The 71-623 is a 40% low floor, one way tram built by Ust-Katav Wagon-Building Plant. Construction completed in November 2008, under the contract to Mosgortrans which was created in January 2008. Since then, it has been exported to Kazakhstan, Ukraine and Latvia.

== Design ==
As modern, low floor tram cars became more widespread, UKVZ decided to create their own low floor model, the 71-623. To achieve the low floor design, a new bogie was built and assigned the model 630.0.01. These bogies have a two-stage suspension, and hydraulic vibration dampers are installed to improve ride quality.

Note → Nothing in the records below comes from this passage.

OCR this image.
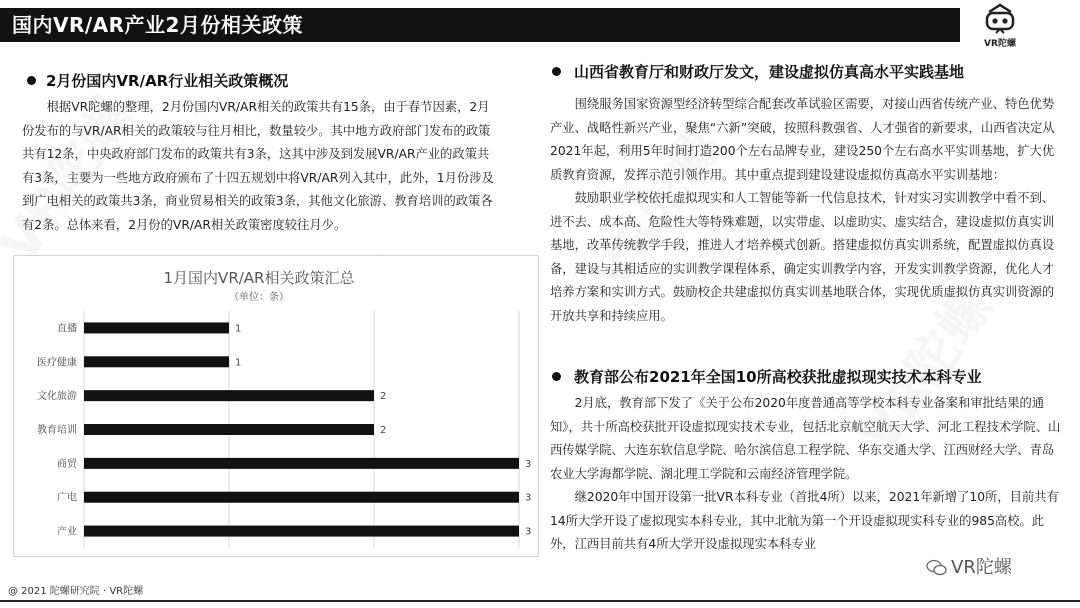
国内VR/AR产业2月份相关政策
VR陀螺
2月份国内VR/AR行业相关政策概况

根据VR陀螺的整理，2月份国内VR/AR相关的政策共有15条，由于春节因素，2月份发布的与VR/AR相关的政策较与往月相比，数量较少。其中地方政府部门发布的政策共有12条，中央政府部门发布的政策共有3条，这其中涉及到发展VR/AR产业的政策共有3条，主要为一些地方政府颁布了十四五规划中将VR/AR列入其中，此外，1月份涉及到广电相关的政策共3条，商业贸易相关的政策3条，其他文化旅游、教育培训的政策各有2条。总体来看，2月份的VR/AR相关政策密度较往月少。

1月国内VR/AR相关政策汇总
（单位：条）
直播	1
医疗健康	1
文化旅游	2
教育培训	2
商贸	3
广电	3
产业	3
山西省教育厅和财政厅发文，建设虚拟仿真高水平实践基地

围绕服务国家资源型经济转型综合配套改革试验区需要，对接山西省传统产业、特色优势产业、战略性新兴产业，聚焦“六新”突破，按照科教强省、人才强省的新要求，山西省决定从2021年起，利用5年时间打造200个左右品牌专业，建设250个左右高水平实训基地，扩大优质教育资源，发挥示范引领作用。其中重点提到建设建设虚拟仿真高水平实训基地：

鼓励职业学校依托虚拟现实和人工智能等新一代信息技术，针对实习实训教学中看不到、进不去、成本高、危险性大等特殊难题，以实带虚、以虚助实、虚实结合，建设虚拟仿真实训基地，改革传统教学手段，推进人才培养模式创新。搭建虚拟仿真实训系统，配置虚拟仿真设备，建设与其相适应的实训教学课程体系，确定实训教学内容，开发实训教学资源，优化人才培养方案和实训方式。鼓励校企共建虚拟仿真实训基地联合体，实现优质虚拟仿真实训资源的开放共享和持续应用。

教育部公布2021年全国10所高校获批虚拟现实技术本科专业

2月底，教育部下发了《关于公布2020年度普通高等学校本科专业备案和审批结果的通知》，共十所高校获批开设虚拟现实技术专业，包括北京航空航天大学、河北工程技术学院、山西传媒学院、大连东软信息学院、哈尔滨信息工程学院、华东交通大学、江西财经大学、青岛农业大学海都学院、湖北理工学院和云南经济管理学院。

继2020年中国开设第一批VR本科专业（首批4所）以来，2021年新增了10所，目前共有14所大学开设了虚拟现实本科专业，其中北航为第一个开设虚拟现实科专业的985高校。此外，江西目前共有4所大学开设虚拟现实本科专业

VR陀螺
@ 2021 陀螺研究院 · VR陀螺
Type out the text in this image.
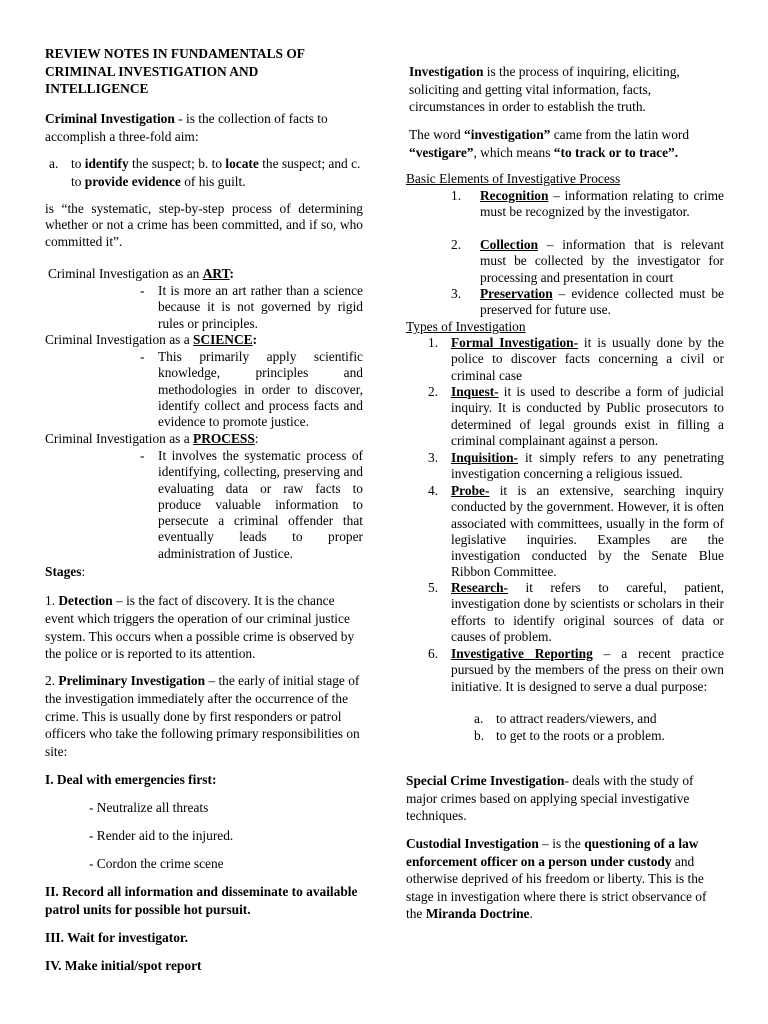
REVIEW NOTES IN FUNDAMENTALS OF CRIMINAL INVESTIGATION AND INTELLIGENCE
Criminal Investigation - is the collection of facts to accomplish a three-fold aim:
a. to identify the suspect; b. to locate the suspect; and c. to provide evidence of his guilt.
is “the systematic, step-by-step process of determining whether or not a crime has been committed, and if so, who committed it”.
Criminal Investigation as an ART:
- It is more an art rather than a science because it is not governed by rigid rules or principles.
Criminal Investigation as a SCIENCE:
- This primarily apply scientific knowledge, principles and methodologies in order to discover, identify collect and process facts and evidence to promote justice.
Criminal Investigation as a PROCESS:
- It involves the systematic process of identifying, collecting, preserving and evaluating data or raw facts to produce valuable information to persecute a criminal offender that eventually leads to proper administration of Justice.
Stages:
1. Detection – is the fact of discovery. It is the chance event which triggers the operation of our criminal justice system. This occurs when a possible crime is observed by the police or is reported to its attention.
2. Preliminary Investigation – the early of initial stage of the investigation immediately after the occurrence of the crime. This is usually done by first responders or patrol officers who take the following primary responsibilities on site:
I. Deal with emergencies first:
- Neutralize all threats
- Render aid to the injured.
- Cordon the crime scene
II. Record all information and disseminate to available patrol units for possible hot pursuit.
III. Wait for investigator.
IV. Make initial/spot report
Investigation is the process of inquiring, eliciting, soliciting and getting vital information, facts, circumstances in order to establish the truth.
The word “investigation” came from the latin word “vestigare”, which means “to track or to trace”.
Basic Elements of Investigative Process
1. Recognition – information relating to crime must be recognized by the investigator.
2. Collection – information that is relevant must be collected by the investigator for processing and presentation in court
3. Preservation – evidence collected must be preserved for future use.
Types of Investigation
1. Formal Investigation- it is usually done by the police to discover facts concerning a civil or criminal case
2. Inquest- it is used to describe a form of judicial inquiry. It is conducted by Public prosecutors to determined of legal grounds exist in filling a criminal complainant against a person.
3. Inquisition- it simply refers to any penetrating investigation concerning a religious issued.
4. Probe- it is an extensive, searching inquiry conducted by the government. However, it is often associated with committees, usually in the form of legislative inquiries. Examples are the investigation conducted by the Senate Blue Ribbon Committee.
5. Research- it refers to careful, patient, investigation done by scientists or scholars in their efforts to identify original sources of data or causes of problem.
6. Investigative Reporting – a recent practice pursued by the members of the press on their own initiative. It is designed to serve a dual purpose:
a. to attract readers/viewers, and
b. to get to the roots or a problem.
Special Crime Investigation- deals with the study of major crimes based on applying special investigative techniques.
Custodial Investigation – is the questioning of a law enforcement officer on a person under custody and otherwise deprived of his freedom or liberty. This is the stage in investigation where there is strict observance of the Miranda Doctrine.
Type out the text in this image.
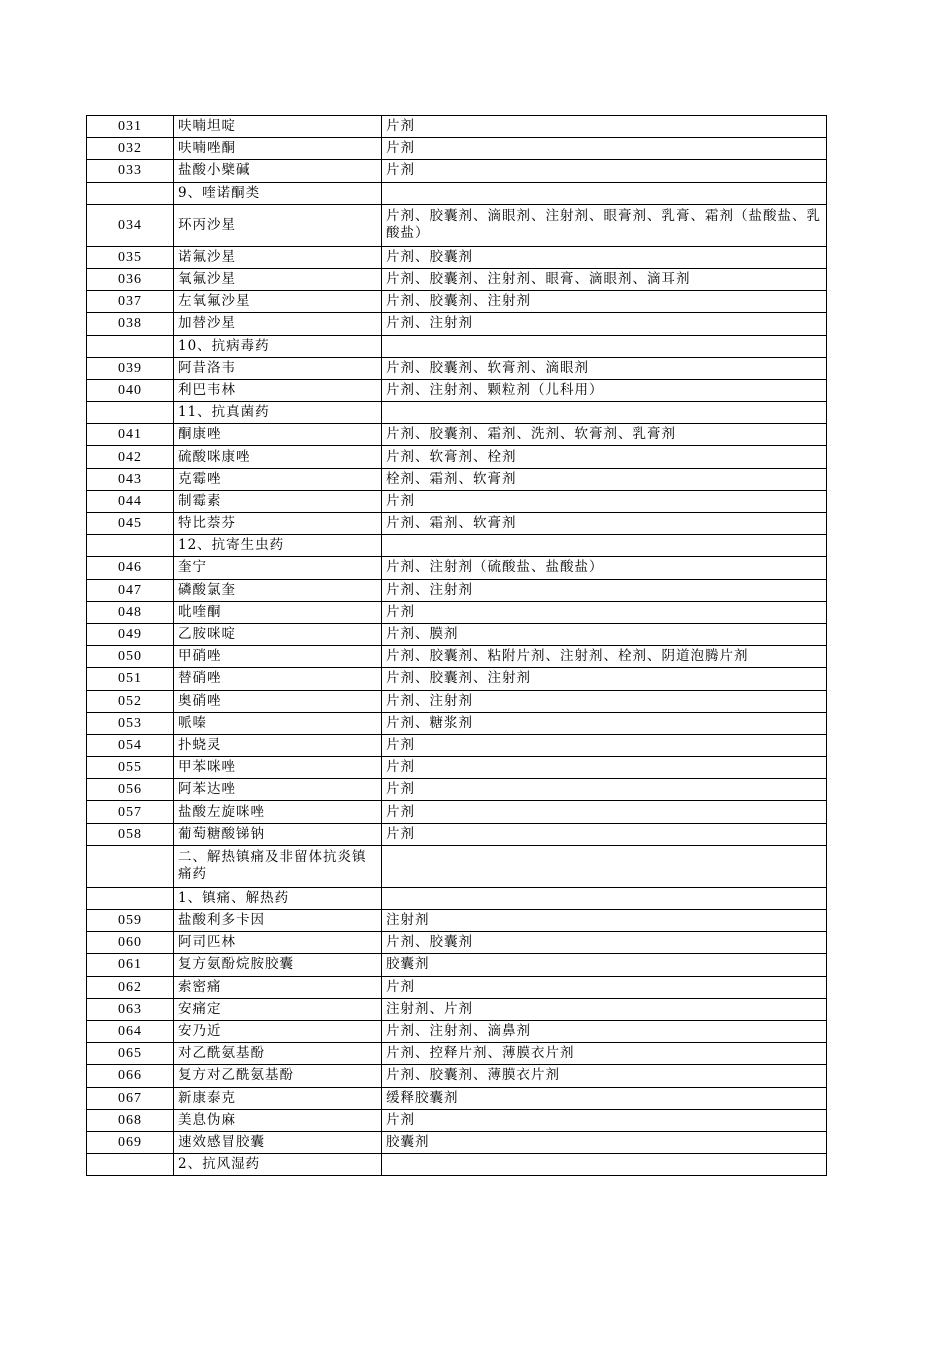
031	呋喃坦啶	片剂
032	呋喃唑酮	片剂
033	盐酸小檗碱	片剂
	9、喹诺酮类	
034	环丙沙星	片剂、胶囊剂、滴眼剂、注射剂、眼膏剂、乳膏、霜剂（盐酸盐、乳酸盐）
035	诺氟沙星	片剂、胶囊剂
036	氧氟沙星	片剂、胶囊剂、注射剂、眼膏、滴眼剂、滴耳剂
037	左氧氟沙星	片剂、胶囊剂、注射剂
038	加替沙星	片剂、注射剂
	10、抗病毒药	
039	阿昔洛韦	片剂、胶囊剂、软膏剂、滴眼剂
040	利巴韦林	片剂、注射剂、颗粒剂（儿科用）
	11、抗真菌药	
041	酮康唑	片剂、胶囊剂、霜剂、洗剂、软膏剂、乳膏剂
042	硫酸咪康唑	片剂、软膏剂、栓剂
043	克霉唑	栓剂、霜剂、软膏剂
044	制霉素	片剂
045	特比萘芬	片剂、霜剂、软膏剂
	12、抗寄生虫药	
046	奎宁	片剂、注射剂（硫酸盐、盐酸盐）
047	磷酸氯奎	片剂、注射剂
048	吡喹酮	片剂
049	乙胺咪啶	片剂、膜剂
050	甲硝唑	片剂、胶囊剂、粘附片剂、注射剂、栓剂、阴道泡腾片剂
051	替硝唑	片剂、胶囊剂、注射剂
052	奥硝唑	片剂、注射剂
053	哌嗪	片剂、糖浆剂
054	扑蛲灵	片剂
055	甲苯咪唑	片剂
056	阿苯达唑	片剂
057	盐酸左旋咪唑	片剂
058	葡萄糖酸锑钠	片剂
	二、解热镇痛及非留体抗炎镇痛药	
	1、镇痛、解热药	
059	盐酸利多卡因	注射剂
060	阿司匹林	片剂、胶囊剂
061	复方氨酚烷胺胶囊	胶囊剂
062	索密痛	片剂
063	安痛定	注射剂、片剂
064	安乃近	片剂、注射剂、滴鼻剂
065	对乙酰氨基酚	片剂、控释片剂、薄膜衣片剂
066	复方对乙酰氨基酚	片剂、胶囊剂、薄膜衣片剂
067	新康泰克	缓释胶囊剂
068	美息伪麻	片剂
069	速效感冒胶囊	胶囊剂
	2、抗风湿药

UKVZ's implementation of bogies allows for a lower high floor level when compared to Uraltransmash 71-407. The vehicles use asynchronous motors and transistor control. Before the 71-623-04 modification, the cars feature no passenger air conditioning by default and it was installed only for the driver and cars were painted in bright colours. The car has the capability to work in multiple units.

== Variants ==

=== 71-623-00 ===
These are the first series of vehicles, currently in service in Perm, Smolensk, Khabarovsk, Ufa and Nizhny Novgorod. Three trams of this series were withdrawn. Out of the three, two caught fire and were never restored.

71-623-01

The -01 modification features widened doors, redesigned gearboxes and covered bogies.

=== 71-623-02 ===
The -02 modification features upgraded bogies and was first built in 2011. The 71-623-02.01 modification uses upgraded electrical equipment from LLC Chergos while the 71-623-02.02 modification uses different electrical equipment from JSC 'EPRO'.

71-623-03

The -03 modification uses electrical equipment from LLC Chergos and has doors on both sides of the carriage with 3 doors on the left and 4 on the right. The 71-623-03.01 modification uses electrical equipment from JSC 'EPRO'.

71-623-04

The -04 modification features a redesigned interior and exterior, such as USB charging sockets. These vehicles have passenger air conditioners by default. They use electrical equipment from JSC 'ASK'. The -04 modification can also run for 1 km autonomously, without wires. The 71-623-04.01 modification uses electrical equipment from Chergos, and are being delivered to Chelyabinsk.